Maybe I’m missing something.
Many thanks for support

alexey.noskov · March 14, 2025, 5:38am

@natasjadegroot

The behavior is correct. the entity returned by LayoutCollector.getEntity method for a Paragraph node is a paragraph break span. So rectangle returned by LayoutEnumerator is the rectangle copied by the paragraph break span.

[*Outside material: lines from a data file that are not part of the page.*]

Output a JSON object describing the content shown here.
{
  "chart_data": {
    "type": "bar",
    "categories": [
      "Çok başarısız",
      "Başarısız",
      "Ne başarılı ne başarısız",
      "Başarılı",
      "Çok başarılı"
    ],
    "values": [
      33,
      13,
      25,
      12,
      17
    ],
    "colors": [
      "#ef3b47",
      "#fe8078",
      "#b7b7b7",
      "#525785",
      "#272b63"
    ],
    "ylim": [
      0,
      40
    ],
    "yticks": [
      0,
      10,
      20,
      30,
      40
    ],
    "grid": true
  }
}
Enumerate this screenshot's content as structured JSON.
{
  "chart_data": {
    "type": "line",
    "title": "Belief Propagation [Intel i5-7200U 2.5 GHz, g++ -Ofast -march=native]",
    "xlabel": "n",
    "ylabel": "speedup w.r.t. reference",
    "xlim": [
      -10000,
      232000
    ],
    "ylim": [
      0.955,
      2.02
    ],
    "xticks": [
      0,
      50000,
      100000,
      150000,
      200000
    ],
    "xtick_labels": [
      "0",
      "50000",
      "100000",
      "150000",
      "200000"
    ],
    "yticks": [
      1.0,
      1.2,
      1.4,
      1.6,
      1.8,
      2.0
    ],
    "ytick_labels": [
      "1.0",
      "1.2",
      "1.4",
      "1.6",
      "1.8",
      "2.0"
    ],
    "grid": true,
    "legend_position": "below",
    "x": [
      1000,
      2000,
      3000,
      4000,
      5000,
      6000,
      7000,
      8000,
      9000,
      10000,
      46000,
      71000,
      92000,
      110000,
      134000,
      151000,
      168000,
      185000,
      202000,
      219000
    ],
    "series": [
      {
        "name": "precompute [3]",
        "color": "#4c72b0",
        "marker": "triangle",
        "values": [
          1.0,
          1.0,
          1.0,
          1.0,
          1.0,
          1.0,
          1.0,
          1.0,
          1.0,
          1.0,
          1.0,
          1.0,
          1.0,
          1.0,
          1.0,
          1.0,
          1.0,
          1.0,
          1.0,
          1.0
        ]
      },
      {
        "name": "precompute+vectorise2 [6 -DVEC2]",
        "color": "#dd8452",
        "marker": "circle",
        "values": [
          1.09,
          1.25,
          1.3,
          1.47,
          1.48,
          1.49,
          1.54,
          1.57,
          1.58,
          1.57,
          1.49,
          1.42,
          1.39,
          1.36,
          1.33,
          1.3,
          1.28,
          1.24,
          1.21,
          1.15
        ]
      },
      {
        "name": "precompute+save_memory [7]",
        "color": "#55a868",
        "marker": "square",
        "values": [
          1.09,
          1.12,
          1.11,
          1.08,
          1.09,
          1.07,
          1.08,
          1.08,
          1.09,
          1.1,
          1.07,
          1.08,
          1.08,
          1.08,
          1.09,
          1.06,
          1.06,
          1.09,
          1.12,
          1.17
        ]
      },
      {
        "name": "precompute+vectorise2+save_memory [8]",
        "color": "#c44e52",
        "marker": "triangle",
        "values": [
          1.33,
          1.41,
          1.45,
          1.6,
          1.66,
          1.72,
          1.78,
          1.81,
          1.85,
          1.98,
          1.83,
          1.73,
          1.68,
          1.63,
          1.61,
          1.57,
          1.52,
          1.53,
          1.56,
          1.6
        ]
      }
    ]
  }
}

To calculate actual paragraph building box, you can wrap the paragraph into the bookmark. Calculate coordinates of bookmark stand and end and then union of these rectangle will give bounding box of the paragraph. Something like this:

Document doc = new Document("C:\\Temp\\in.docx");

Iterable<Paragraph> paragraphs = (Iterable<Paragraph>)doc.getChildNodes(NodeType.PARAGRAPH, true);
// Wrap paragraph into the bookmarks.
int bookmakrIndex = 0;
for (Paragraph p : paragraphs)
{
    // Skip paragraphs in header/footer and in shapes.
    if (p.getAncestor(NodeType.HEADER_FOOTER) != null && p.getAncestor(NodeType.SHAPE) != null)
        continue;

    String bkName = "tmp_bk_" + bookmakrIndex++;
    p.prependChild(new BookmarkStart(doc, bkName));
    p.appendChild(new BookmarkEnd(doc, bkName));
}

LayoutCollector collector = new LayoutCollector(doc);
LayoutEnumerator enumerator = new LayoutEnumerator(doc);
for (Paragraph p : paragraphs)
{
    Bookmark wrappingBookmark = null;
    for (Bookmark bk : p.getRange().getBookmarks())
    {
        if (bk.getName().startsWith("tmp_bk_"))
        {
            wrappingBookmark = bk;
            break;
        }
    }

    if (wrappingBookmark == null)
        continue;

    enumerator.setCurrent(collector.getEntity(wrappingBookmark.getBookmarkStart()));
    Rectangle2D start = enumerator.getRectangle();

    enumerator.setCurrent(collector.getEntity(wrappingBookmark.getBookmarkEnd()));
    Rectangle2D end = enumerator.getRectangle();

    System.out.println(start);
    System.out.println(end);
    System.out.println("===============================");

    // Remove temporaty boormark.
    wrappingBookmark.remove();
}

You can determine whether paragraph is a text frame using FrameFormat.isFrame property:

Document doc = new Document("C:\\Temp\\in.docx");

Iterable<Paragraph> paragraphs = (Iterable<Paragraph>)doc.getChildNodes(NodeType.PARAGRAPH, true);
for (Paragraph p : paragraphs)
{
    if (p.getFrameFormat().isFrame())
    {
        System.out.println("HorizontalPosition: " + p.getFrameFormat().getHorizontalPosition());
        System.out.println("VerticalPosition: " + p.getFrameFormat().getVerticalPosition());
        System.out.println("Width: " + p.getFrameFormat().getWidth());
        System.out.println("Height " + p.getFrameFormat().getHeight());
        System.out.println("===========================");
    }
}

natasjadegroot · March 14, 2025, 9:27am

@alexey.noskov,

I understand what you are hinting at using the bookmarks.
However how can this even work with paragraphs spanning multiple pages. Or with multipage tables (which is in fact not uncommon).
A paragraph starting close to the end of the page and ending close to the beginning of the next page.
This would create a rectangle which basically is a complete page.

This rectangle would then be kind of useless for trying to determine if some element is above of below another element.

thanks for advising.

alexey.noskov · March 14, 2025, 9:37am

@natasjadegroot You can use LayoutEnumerator.PageIndex property to determine page index where the current entity is located.